Because Thomas rarely has the opportunity to go home, now he has no real base in Denmark and when he does it is often on business so he goes alone, Amaia has lost all notion that she is half Danish. It is such a shame Thomas and I only had kids as his parents retired, because much as Italy is lovely and warm, by having our daughters as their grandparents retired to the sun, they lost their cultural heritage and any way of really learning about their roots. They do have the language thanks to Thomas's mammoth efforts and a great number of DVDs. He even tries his best to give them some of the cultural bases - by celebrating Xmas the Danish way and things like fastelavn but the kids don't actually know much about the little things about Denmark - they can't tell you what Danes eat for breakfast, they can't name a common supermarket chain, or even a brand of drinks. They have no foods or drinks that evoke childhood memories because they have no childhood memories. They can't tell you what Danish houses or towns generally look like, they wouldn't know Danes like flagpoles much more than Scottish people. They can't tell you whether the buses or trains are a specific colour or any of the things my older kids could easily tell you about their (half)-native France. It must be heartbreaking to Thomas to spend so much time putting so much effort into evoking Denmark for them, when he really is fighting a losing battle. It is hard to make someone yearn to go back home, when they have no notion of home. 

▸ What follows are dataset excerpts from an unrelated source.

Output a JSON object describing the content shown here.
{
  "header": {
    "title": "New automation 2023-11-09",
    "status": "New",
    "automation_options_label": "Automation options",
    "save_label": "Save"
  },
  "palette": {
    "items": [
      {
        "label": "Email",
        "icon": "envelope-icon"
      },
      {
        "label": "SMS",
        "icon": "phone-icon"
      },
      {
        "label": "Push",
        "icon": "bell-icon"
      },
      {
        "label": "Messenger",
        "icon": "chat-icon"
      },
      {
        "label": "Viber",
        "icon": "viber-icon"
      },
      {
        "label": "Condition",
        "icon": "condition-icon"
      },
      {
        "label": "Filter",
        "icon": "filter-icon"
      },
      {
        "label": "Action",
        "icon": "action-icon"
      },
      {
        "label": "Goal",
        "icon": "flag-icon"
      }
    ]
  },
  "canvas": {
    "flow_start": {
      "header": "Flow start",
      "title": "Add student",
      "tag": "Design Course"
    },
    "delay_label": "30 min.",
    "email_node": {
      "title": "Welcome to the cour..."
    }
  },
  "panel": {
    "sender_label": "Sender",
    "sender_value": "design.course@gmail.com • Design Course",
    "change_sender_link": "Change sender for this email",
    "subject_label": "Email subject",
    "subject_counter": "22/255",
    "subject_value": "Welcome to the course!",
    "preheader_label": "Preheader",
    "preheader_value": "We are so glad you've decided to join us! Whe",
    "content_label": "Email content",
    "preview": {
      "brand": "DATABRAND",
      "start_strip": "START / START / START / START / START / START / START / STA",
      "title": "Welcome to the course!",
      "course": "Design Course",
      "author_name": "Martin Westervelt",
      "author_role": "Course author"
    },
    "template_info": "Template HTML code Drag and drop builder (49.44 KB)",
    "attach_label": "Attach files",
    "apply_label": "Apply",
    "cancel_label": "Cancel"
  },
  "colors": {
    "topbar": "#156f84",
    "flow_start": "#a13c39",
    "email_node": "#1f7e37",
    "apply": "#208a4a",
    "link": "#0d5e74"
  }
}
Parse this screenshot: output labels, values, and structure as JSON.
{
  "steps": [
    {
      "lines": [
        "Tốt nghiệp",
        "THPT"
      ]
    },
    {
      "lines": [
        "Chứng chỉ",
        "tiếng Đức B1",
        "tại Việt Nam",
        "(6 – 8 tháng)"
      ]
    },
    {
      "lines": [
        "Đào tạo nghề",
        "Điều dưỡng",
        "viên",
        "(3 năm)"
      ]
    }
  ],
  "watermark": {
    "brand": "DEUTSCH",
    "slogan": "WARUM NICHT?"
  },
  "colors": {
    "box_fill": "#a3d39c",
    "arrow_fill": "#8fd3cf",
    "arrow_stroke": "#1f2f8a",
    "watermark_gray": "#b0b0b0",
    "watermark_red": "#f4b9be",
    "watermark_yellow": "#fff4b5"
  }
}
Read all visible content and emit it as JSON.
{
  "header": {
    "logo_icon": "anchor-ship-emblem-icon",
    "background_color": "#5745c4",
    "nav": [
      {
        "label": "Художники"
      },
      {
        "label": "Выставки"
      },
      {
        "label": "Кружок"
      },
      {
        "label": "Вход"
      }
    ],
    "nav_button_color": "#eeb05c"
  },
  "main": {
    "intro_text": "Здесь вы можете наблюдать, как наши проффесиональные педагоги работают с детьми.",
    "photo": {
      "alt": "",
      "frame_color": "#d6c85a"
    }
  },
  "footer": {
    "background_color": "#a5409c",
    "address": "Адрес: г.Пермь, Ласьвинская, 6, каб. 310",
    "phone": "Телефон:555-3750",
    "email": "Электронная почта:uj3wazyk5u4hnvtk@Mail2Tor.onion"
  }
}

Had we had them ten years earlier (which of course wasn't possible, as we hadn't met!), they'd have grown up flying over to the beautiful Jutland manse twice or more a year, hearing children speaking


Danish around them, getting to know the foods, the traditions and so on, but now, their abroad is a rather strange mix of Danish and German spoken in the mountains of Tuscany surrounded by children and adults they can't understand, shops and TV that are equally meaningless and no cousins to drop in on while they visit their grandparents, as we don't all fit in the house at the same time. I, too, feel I know Denmark so much less well than I knew France, where I also had a family.

I get frustrated sometimes that my Danish, though passively so good, is actively so poor. I can't write it correctly and when I try to pronounce it, what comes out my mouth in no way resembles what I am saying in my head but it is good enough that I work as a Danish-English translator for two of the country's top universities! I beat myself up about it endlessly until occasionally it occurs to me that I have only been to Denmark twice for a week and three times for 2 weeks, and as I haven't set foot in the country in five years, most of my visits to Denmark were before I really had a basic understanding of the language. But, mostly I get upset for Thomas, more than for myself, because I know how much he would love a base there, to visit his friends, to see his sister, who he loves and misses whose kids are a perfect age for playing with ours and to proudly show his kids the country he has worked day and night to bring to life, all their life, despite the odds. And I'm sure he'd even quite like to show me around it properly too!

When we were first together Thomas and I did occasionally manage to nip over and visit Denmark when my ex-husband took my older kids to France to visit their grandmother but since three summers ago, he has been completely AWOL. We have heard nothing from him, we do not even know which country he is living in and that has meant that I have had full responsibility for all of my kids, both from a time and money perspective, not to mention an emotional one. When you suddenly find yourself unable to travel in a group of fewer than seven people (four of whom count as adults from a travel perspective), you cannot begin to afford a hotel room on top of seven airline tickets. You also feel, rightly or wrongly, that you cannot ask anyone to put you up for much more than a long weekend. But if you are paying seven airline tickets, it has to be your main holiday, not a long weekend or the tickets themselves are unaffordable. But if it is your main holiday, you want to take in all your friends and family as you know a repeat trip won't be on the near horizon, so travelling between Jutland and Copenhagen on public transport or hiring cars adds further hundreds onto the total and once you tot it all up and you eventually conclude with a heavy heart that over and above visiting Thomas's parents in Italy, Denmark, once again has to remain on the back burner.